Site administrator John Bruno Hare says a German hacker, purportedly a Christian fundamentalist, nearly brought down the site, which is one of the largest on the web on the topic of religion and carries a wide spectrum of religious texts in an effort to promote religious tolerance.

Determined to keep the site open, Hare sleuthed out the hacker, one Robert Mücke, who apparently used a machine in his university's physics department to conduct a series of denial of service attacks (which means a program is used to download the pages at a website repeatedly, thereby overloading the web server and preventing other users from accessing the site) against the sacred-texts archive for a 10-day period in March. Mücke reportedly downloaded the site twice a day, with attacks peaking mid-March, when he downloaded it five times over.

Hare says he first became aware something was wrong when sales of the Sacred-texts CD-ROM dropped dead.

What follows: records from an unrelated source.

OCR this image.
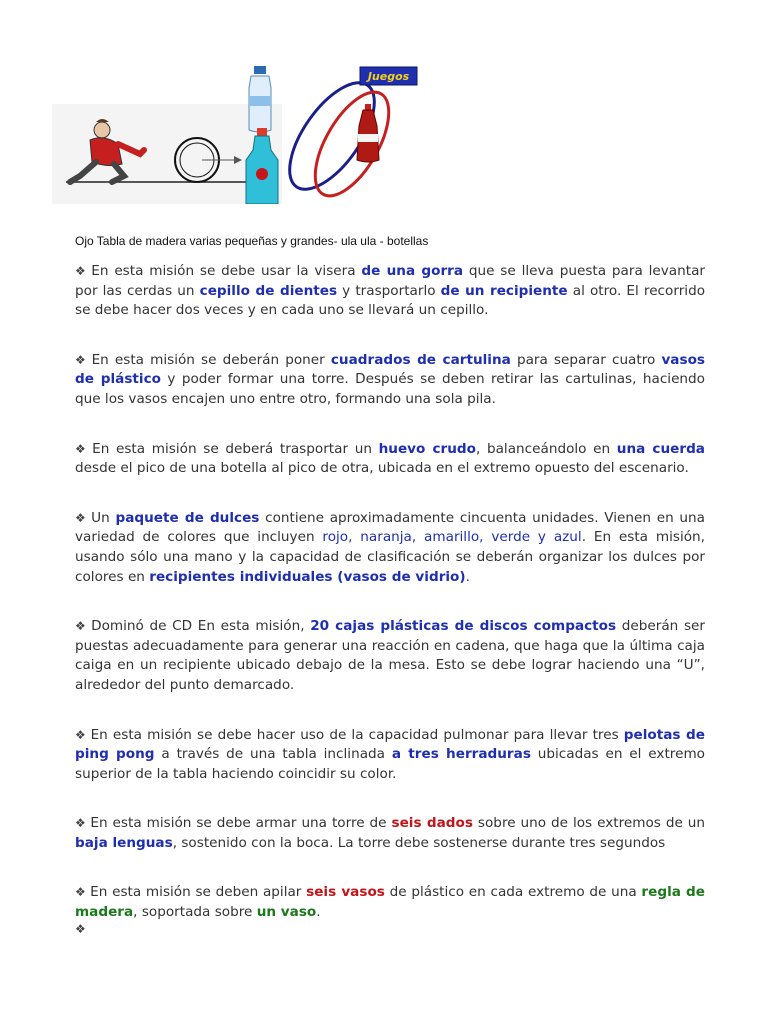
Juegos
Ojo Tabla de madera varias pequeñas y grandes- ula ula - botellas
❖ En esta misión se debe usar la visera de una gorra que se lleva puesta para levantar por las cerdas un cepillo de dientes y trasportarlo de un recipiente al otro. El recorrido se debe hacer dos veces y en cada uno se llevará un cepillo.
❖ En esta misión se deberán poner cuadrados de cartulina para separar cuatro vasos de plástico y poder formar una torre. Después se deben retirar las cartulinas, haciendo que los vasos encajen uno entre otro, formando una sola pila.
❖ En esta misión se deberá trasportar un huevo crudo, balanceándolo en una cuerda desde el pico de una botella al pico de otra, ubicada en el extremo opuesto del escenario.
❖ Un paquete de dulces contiene aproximadamente cincuenta unidades. Vienen en una variedad de colores que incluyen rojo, naranja, amarillo, verde y azul. En esta misión, usando sólo una mano y la capacidad de clasificación se deberán organizar los dulces por colores en recipientes individuales (vasos de vidrio).
❖ Dominó de CD En esta misión, 20 cajas plásticas de discos compactos deberán ser puestas adecuadamente para generar una reacción en cadena, que haga que la última caja caiga en un recipiente ubicado debajo de la mesa. Esto se debe lograr haciendo una “U”, alrededor del punto demarcado.
❖ En esta misión se debe hacer uso de la capacidad pulmonar para llevar tres pelotas de ping pong a través de una tabla inclinada a tres herraduras ubicadas en el extremo superior de la tabla haciendo coincidir su color.
❖ En esta misión se debe armar una torre de seis dados sobre uno de los extremos de un baja lenguas, sostenido con la boca. La torre debe sostenerse durante tres segundos
❖ En esta misión se deben apilar seis vasos de plástico en cada extremo de una regla de madera, soportada sobre un vaso.
❖
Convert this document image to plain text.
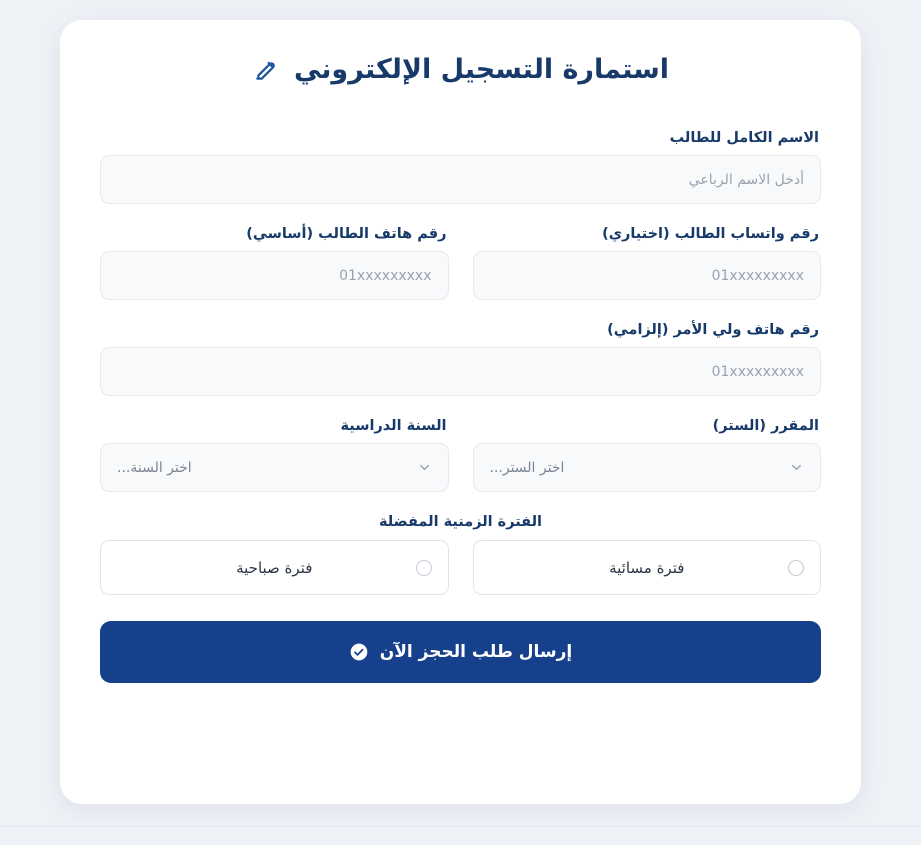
استمارة التسجيل الإلكتروني
الاسم الكامل للطالب
أدخل الاسم الرباعي
رقم واتساب الطالب (اختياري)
01xxxxxxxxx
رقم هاتف الطالب (أساسي)
01xxxxxxxxx
رقم هاتف ولي الأمر (إلزامي)
01xxxxxxxxx
المقرر (الستر)
اختر الستر...
السنة الدراسية
اختر السنة...
الفترة الزمنية المفضلة
فترة مسائية
فترة صباحية
إرسال طلب الحجز الآن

"I had just shipped a new version of the CD, which had drawn a lot of interest, and I was mystified as to why it wasn't selling," says Hare, noting that customers leave if response time is slow, which is what denial of service does.

Concerned, Hare examined the site logs and found a massive number of hits arriving from a machine named "broiler.physik.fu-berlin.de."

Recognizing this address to mean the Freie Universitaet of Berlin, Hare contacted system administrators who promptly barred the hacker.

So, why did Mücke muck with Hare's sacred site?

An email (reproduced verbatim below) Mücke sent to Hare on being closed down may shed some light.

"I surely can not agree with to mix up all the pagan cults, idols, witchcrafts (6. & 7. book of "Moses"), esoteric, ocullt, theosophic and even satanic views and the God that created heaven and earth that hates these former things with one another without distinction. I am probably not the first who tells you this, but also not the last. God will be last one for sure. There would be no martyrs Fox could have been writing about, and no John Bunyan suffering persecution and writing such precious allegories about the way and fight of believers towards Heaven, if these people of former generations had such relativistic view of truth that comes more and more common today, that calls evil good and good evil."

Hare says the site usually gets a positive response.

"I get emails from people of all faiths saying that it's a valuable resource. Two days after Sept. 11, we saw a big spike in use, with up to a million hits a day, with people mostly referencing Nostradamus after receiving an email, saying the terrorist attacks were part of his predictions--a claim our site helped show to be an urban legend."

Noting that Buddhism, Taoism and Sacred Sexuality usually get the most hits, Hare says the purpose of the site is to promote religious tolerance.

"Unfortunately, there are also a lot of people who don't like the idea of religious tolerance and are willing to go to any extreme to quash it. Fundamentalism is beyond my comprehension and everybody is welcome at the website, but when someone starts denying others access, I have to draw the line. I'm just glad the whole episode is over."

Us, too. Come to think of it, Hare probably has the only functioning dotcom left in town.